Взглянув на темный силуэт этого эльда, высившийся на пороге и загораживавший собой находившийся внутри дома источник света, я тут же понял, что передо мной один из нолдор.
— Я — Воронвэ Аранвион, — назвался я, подойдя к крыльцу и стараясь разглядеть лицо хозяина жилища. — Благодарю вас, господин. Сам я не решился бы просить о ночлеге, но если вы верите в судьбу, то я с радостью воспользуюсь вашим гостеприимством.
— Сын Аранвэ… — потрясенно молвил он в ответ, попятившись от двери и не сводя с меня странного взгляда темно-серых глаз. — Значит, он жив?..
— Назовите и вы себя, господин мой. Вы знали моего отца?
Произнеся это, я ступил на порог, вглядываясь в его высокую фигуру.
Представший мне муж был одет очень просто, но природная стать и манера держаться выдавали в нем благородный дух и высокое происхождение. Я склонил голову, приложив руку к груди в знак приветствия и благодарности за приют.
— Я — Арвилинвэ, сын Веарвэ, — представился хозяин дома. — Я давно потерял счет времени, прошедшего с тех пор, как я последний раз говорил с кем-то, Воронвэ. Сейчас я смотрю на тебя и передо мной воскресают картины далекого прошлого. Войди в мой дом и садись к столу, Аранвион.
С этими словами он направился вглубь единственной комнаты, чтобы вскоре поставить на стол, рядом с ярко светившей лампой, поднос, на котором стояли блюда с яичницей, козьим сыром, нарезанными овощами и лесными ягодами. Поблагодарив Арвилинвэ, я уселся за широкий стол и принялся за еду, удивляясь собственному разыгравшемуся аппетиту.
— Что ты искал, бродя среди вековых платанов в этой чаще? — спросил Арвилинвэ, поднося мне кружку, наполненную дымящимся квенилас.
— Я ищу путь, что приведет меня к ответам на мои вопросы, — отвечал я. — Мне показалось, вы спросили, жив ли мой отец. Но я не знаю ответа.
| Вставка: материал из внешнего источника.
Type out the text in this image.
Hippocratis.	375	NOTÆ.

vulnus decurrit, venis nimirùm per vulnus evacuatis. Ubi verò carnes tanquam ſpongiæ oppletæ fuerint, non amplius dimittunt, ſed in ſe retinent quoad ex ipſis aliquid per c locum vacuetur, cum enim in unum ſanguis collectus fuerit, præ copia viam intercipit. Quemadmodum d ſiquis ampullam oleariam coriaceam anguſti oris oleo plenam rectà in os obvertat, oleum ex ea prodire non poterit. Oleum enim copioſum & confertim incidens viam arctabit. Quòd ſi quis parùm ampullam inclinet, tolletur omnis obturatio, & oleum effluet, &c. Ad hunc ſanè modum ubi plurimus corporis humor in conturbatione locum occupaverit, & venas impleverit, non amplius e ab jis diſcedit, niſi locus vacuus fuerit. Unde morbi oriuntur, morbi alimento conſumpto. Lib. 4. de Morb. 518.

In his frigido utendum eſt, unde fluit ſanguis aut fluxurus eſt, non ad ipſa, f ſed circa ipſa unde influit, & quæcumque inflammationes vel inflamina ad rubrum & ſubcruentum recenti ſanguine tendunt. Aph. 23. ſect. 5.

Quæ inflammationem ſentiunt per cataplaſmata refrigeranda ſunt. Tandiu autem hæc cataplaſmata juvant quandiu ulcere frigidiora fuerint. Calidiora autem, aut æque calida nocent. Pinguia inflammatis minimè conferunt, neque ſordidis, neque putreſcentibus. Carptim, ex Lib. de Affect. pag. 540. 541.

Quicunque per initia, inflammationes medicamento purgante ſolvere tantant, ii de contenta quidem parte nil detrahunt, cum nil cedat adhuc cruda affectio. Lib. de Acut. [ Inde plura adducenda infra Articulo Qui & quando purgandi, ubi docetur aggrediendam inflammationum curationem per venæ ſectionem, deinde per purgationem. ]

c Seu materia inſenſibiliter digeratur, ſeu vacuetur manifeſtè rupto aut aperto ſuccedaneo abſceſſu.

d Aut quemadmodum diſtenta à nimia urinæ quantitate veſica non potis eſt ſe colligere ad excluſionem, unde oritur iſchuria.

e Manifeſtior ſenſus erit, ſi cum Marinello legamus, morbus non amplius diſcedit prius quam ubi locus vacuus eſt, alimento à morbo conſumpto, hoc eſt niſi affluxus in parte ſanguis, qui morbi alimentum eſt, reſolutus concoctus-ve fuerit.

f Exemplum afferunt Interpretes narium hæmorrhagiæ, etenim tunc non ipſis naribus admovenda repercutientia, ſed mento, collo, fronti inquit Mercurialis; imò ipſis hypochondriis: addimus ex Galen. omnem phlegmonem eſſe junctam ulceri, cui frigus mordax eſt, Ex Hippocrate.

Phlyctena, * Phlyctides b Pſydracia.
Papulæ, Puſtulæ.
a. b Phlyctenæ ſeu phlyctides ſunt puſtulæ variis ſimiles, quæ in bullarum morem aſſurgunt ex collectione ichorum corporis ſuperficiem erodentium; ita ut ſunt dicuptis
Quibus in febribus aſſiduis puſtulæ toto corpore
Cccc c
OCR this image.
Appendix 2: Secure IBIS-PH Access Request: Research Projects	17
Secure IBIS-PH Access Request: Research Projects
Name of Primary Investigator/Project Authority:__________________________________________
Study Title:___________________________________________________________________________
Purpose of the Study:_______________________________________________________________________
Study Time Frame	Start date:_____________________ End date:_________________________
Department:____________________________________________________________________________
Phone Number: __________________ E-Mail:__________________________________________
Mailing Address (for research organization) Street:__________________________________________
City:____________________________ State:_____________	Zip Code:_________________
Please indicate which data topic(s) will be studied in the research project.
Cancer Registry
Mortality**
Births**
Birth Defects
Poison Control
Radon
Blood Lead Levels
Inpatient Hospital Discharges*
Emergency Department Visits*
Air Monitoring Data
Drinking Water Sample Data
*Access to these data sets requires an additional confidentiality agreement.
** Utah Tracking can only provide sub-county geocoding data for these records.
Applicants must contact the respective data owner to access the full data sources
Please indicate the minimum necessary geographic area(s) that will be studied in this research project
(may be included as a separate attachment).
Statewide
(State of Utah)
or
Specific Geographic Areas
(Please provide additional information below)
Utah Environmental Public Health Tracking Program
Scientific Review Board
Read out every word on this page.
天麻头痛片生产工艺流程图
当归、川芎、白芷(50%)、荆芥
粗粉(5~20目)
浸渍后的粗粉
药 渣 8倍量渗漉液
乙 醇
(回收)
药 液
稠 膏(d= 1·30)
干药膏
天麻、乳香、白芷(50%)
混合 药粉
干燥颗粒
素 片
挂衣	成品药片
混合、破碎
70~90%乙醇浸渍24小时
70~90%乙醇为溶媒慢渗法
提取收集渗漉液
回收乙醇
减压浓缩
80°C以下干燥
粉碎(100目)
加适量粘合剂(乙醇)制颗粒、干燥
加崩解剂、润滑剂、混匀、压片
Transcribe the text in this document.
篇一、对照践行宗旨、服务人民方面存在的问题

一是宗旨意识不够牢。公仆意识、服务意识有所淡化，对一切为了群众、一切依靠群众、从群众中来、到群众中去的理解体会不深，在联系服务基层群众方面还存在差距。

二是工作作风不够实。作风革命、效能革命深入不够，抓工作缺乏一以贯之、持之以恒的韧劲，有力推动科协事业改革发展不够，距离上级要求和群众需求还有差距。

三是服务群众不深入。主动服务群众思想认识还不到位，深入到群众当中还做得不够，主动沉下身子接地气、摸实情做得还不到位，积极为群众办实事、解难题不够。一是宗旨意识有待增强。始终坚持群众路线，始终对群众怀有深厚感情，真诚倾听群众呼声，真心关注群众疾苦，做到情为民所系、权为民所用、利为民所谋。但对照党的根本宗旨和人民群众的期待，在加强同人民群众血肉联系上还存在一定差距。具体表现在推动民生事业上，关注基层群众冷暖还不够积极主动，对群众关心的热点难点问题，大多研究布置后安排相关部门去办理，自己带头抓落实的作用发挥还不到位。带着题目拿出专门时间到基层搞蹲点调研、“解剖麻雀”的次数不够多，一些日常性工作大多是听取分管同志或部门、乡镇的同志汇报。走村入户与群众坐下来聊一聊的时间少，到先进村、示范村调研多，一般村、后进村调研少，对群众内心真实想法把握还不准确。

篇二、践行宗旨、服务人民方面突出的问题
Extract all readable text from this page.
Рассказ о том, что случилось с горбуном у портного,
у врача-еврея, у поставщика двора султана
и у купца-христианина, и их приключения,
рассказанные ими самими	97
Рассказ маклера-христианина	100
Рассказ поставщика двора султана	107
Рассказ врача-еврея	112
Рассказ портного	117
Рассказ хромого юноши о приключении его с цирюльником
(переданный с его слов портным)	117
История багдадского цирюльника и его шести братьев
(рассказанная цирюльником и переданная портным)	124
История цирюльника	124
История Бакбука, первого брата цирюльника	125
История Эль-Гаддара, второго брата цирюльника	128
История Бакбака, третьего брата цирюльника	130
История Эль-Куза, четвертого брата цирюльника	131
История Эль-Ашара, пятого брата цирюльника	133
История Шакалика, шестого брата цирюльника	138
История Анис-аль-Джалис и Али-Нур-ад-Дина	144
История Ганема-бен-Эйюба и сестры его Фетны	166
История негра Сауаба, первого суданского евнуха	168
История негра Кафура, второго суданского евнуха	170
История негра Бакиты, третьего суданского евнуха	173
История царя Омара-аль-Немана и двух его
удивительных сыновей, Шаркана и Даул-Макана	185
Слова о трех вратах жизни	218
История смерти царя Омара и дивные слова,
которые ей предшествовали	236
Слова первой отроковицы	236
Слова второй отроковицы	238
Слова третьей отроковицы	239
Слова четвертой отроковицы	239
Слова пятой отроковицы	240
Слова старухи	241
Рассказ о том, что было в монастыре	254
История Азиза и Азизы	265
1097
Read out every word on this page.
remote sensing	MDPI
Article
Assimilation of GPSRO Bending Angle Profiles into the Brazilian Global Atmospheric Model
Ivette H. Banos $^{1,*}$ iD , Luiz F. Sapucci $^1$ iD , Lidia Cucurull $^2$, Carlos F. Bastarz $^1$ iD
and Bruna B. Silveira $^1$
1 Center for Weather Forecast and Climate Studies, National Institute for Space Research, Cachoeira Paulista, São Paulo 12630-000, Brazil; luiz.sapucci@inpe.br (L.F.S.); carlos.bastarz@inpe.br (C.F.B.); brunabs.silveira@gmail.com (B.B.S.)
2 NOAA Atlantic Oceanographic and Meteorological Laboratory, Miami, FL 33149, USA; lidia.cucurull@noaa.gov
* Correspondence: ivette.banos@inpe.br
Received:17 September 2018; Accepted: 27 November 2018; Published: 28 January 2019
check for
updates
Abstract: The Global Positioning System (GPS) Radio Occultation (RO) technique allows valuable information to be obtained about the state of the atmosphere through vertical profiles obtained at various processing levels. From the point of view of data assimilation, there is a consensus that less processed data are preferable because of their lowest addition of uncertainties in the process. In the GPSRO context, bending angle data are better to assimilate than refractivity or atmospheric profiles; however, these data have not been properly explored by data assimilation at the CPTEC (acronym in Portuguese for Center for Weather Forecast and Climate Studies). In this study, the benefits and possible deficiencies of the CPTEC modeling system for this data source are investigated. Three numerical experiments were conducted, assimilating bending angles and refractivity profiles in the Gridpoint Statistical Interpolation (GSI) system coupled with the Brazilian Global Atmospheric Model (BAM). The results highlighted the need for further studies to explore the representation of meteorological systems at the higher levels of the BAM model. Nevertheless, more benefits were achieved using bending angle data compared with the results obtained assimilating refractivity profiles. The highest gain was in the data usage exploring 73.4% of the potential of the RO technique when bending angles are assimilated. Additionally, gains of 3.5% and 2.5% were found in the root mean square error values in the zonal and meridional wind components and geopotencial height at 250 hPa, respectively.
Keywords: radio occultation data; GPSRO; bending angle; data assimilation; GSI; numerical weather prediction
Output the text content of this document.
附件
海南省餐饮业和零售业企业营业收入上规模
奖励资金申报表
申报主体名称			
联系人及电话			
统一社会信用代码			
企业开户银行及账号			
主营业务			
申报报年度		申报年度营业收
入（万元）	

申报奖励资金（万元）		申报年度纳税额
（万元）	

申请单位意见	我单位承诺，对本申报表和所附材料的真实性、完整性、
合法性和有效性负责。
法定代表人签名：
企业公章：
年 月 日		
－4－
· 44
Вы были знакомы с Аранвэ Альвионом?
— Когда-то, еще до рождения Солнца и Луны, я был его лучшим другом, — пронзая меня пристальным взглядом, молвил Арвилинвэ. — Аранвэ и я вместе росли и учились. Наши отцы были дружны и семьи наши жили по соседству. Мы были счастливы, проводя время за постижением накопленных нашим народом знаний, охотой, исследованием родных земель, созданием прекрасного и бесконечными веселыми празднествами… Но внезапно всему этому пришел конец. Черная тень Врага омрачила собою небо над Аманом, навсегда погасив свет Древ. Мы как один отправились добровольцами, чтобы примкнуть к рядам войска, собираемого принцем Нолофинвэ. Аранвэ оставил молодую жену, носившую его ребенка… — произнеся это, Арвилинвэ взглянул на меня. — Я умолял его остаться подле нее, говоря об опасностях предстоящего нам пути и о войне, которая не обещала оказаться молниеносной, но он пожелал быть рядом с нами — мной и другими нашими общими товарищами и побратимами, храня верность дружбе и нашему Владыке.